5 janvier 2007, 3:20
J'ai lu ce bouquin en un week-end! J'ai toujours eu beaucoup d'affinité avec l'écriture de René-Daniel Dubois. J'ai toujours été sidéré par sa conception de la vie car j'avais parfois l'impression que certaines pensées m'appartenaient et de les retrouver dans une oeuvre d'un auteur que j'aime beaucoup me faisait un bien énorme à l'âme. Ces entretiens j'en ai eu peur d'abord, je voyais le livre sur les présentoirs des librairies et mon état d'esprit m'empêchait de le prendre et de l'acheter. Puis, je me décidai enfin et n'en regrette pas le geste. Je ne sais trop comment qualifier cet ouvrage car je ne voudrais pas en dire nimporte quoi. Mon voeu le plus cher serait qu'il soit lu et fréquenté par de nombreux lecteurs. Il faut faire cette lecture pour entendre un discours vraiment différent et voyager en des contrées humaines rarement évoquées sinon par une parole aseptisée et édulcorée. Daniel nous entraîne dans une aventure amoureuse hors du commun. Cette quête de l'amour de la vie redonne espoir dans le genre humain. Si les hommes sortaient des sentiers battus et rebattus par des générations de censeur et se mettaient à l'écoute de leur véritable idendité, il ne pourrait qu'en résulter des retrouvailles émouvantes avec le monde. Il fallait une générosité exceptionnelle pour donner accès à ses pensées intimes et les partager afin de faire découvrir aux autres l'immense possibilité qu'offre la vie. Je vous suis reconnaissant Monsieur Dubois de me permettre de m'arrêter un peu et d'écouter la petite voix en moi qui ne demande qu'à prendre du volume.
2 janvier 2007, 10:35
Ararat, le début du monde
En toile de fond il y a le splendide et historique mont Ararat. Noé et son arche s'y sont échoué et le monde a pu recommencer. C'est un peu cette histoire de recommencement que ce film aborde à plusieurs niveaux. Des personnages à la recherche d'un renouveau, à la redécouverte de leur âme défilent devant nous. C'est une histoire simple, de tous les jours vécus par des gens habitant un pays en redevenir.

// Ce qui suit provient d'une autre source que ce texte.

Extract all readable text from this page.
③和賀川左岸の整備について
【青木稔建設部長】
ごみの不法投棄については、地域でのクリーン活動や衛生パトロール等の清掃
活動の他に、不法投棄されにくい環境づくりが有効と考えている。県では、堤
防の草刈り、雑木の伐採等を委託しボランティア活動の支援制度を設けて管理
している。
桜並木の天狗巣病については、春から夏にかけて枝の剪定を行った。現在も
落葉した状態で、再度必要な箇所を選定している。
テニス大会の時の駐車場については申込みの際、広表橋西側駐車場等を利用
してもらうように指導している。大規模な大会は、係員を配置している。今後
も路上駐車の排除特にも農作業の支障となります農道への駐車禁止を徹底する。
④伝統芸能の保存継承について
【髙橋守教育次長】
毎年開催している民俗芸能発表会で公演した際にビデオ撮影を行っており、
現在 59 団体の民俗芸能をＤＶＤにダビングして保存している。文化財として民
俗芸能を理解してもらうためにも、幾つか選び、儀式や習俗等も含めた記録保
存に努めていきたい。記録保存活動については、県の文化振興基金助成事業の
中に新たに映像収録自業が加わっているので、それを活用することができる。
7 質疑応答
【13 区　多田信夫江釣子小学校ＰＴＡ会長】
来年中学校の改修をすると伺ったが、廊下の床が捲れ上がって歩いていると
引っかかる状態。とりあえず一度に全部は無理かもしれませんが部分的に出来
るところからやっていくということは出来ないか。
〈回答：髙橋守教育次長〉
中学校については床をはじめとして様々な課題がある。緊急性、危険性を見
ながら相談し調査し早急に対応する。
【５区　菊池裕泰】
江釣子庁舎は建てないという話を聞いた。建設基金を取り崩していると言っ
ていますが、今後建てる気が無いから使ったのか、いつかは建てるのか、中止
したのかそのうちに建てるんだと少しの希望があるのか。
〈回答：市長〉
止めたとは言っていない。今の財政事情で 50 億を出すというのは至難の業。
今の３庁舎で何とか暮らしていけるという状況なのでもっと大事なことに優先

Il y a l'homme sous ses différentes facettes cherchant à améliorer son sort et prenant divers moyens pas toujours très éthiques mais ce qui compte pour eux et l'achèvement de leur quête. Il y a la Parisienne qui ne se croît pas l'âme Arménienne et qui à son grand étonnement ressent qu'elle l'a toujours été, il y a les salauds qui profitent du chaos créé par la fin d'un empire pour s'enrichir tout en se proclamant nationaliste, il y a aussi les grandes compagnies internationales s'affichant d'une manière impérialiste et promettant le bonheur immédiat et surtout à travers ce fourmillement il y a l'arménie elle-même avec ses paysages magnifiques et ses habitants acueillants qui nous donnent le goût d'aller partager avec eux un repas.